863 Views Asked by At

I have an html string, which I have parsed into PDF using OpenHtmlToPdf library and it's working properly.

Now I want to parse same html string into Word document and i used HtmlToOpenXml library but the issue is format comes out in word document is different than PDF format.

And for that i have tried many solution but they are too expensive.

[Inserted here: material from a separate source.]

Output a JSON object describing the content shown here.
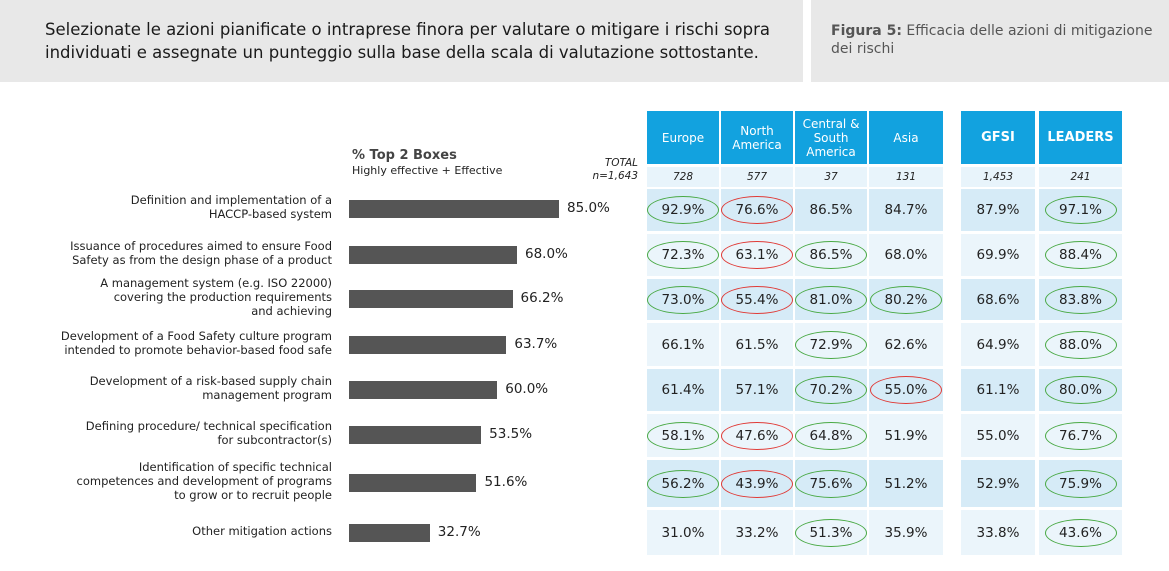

public static byte[] HtmlToWord(String html)
{

    using (var generatedDocument = new MemoryStream(10 * 1024))
    {
        using (WordprocessingDocument package = WordprocessingDocument.Create(
                               generatedDocument, WordprocessingDocumentType.Document))
            {
                MainDocumentPart mainPart = package.MainDocumentPart;
                if (mainPart == null)
                    {
                        mainPart = package.AddMainDocumentPart();
                        new DocumentFormat.OpenXml.Wordprocessing.Document(new Body()).Save(mainPart);
                    }

                    HtmlConverter converter = new HtmlConverter(mainPart);
                    Body body = mainPart.Document.Body;

                    converter.ParseHtml(html);
                    //converter.Parse(html);
                    //for (int i = 0; i < paragraphs.Count; i++)
                    //{
                    //    body.Append(paragraphs[i]);
                    //}

                    mainPart.Document.Save();
            }

        return generatedDocument.ToArray();
    }
}

Is there any solution for this issue?

1

There are 1 best solutions below

1
On

For working with html, you can try HTML Agility:

With HtmlAgility, you can simply do this:

string webUrl = "http://microsoft.com";

var page = new HtmlWeb();
var document = page.Load(url);

Once, you have this, sky is the limit. You can then save the document to a word document.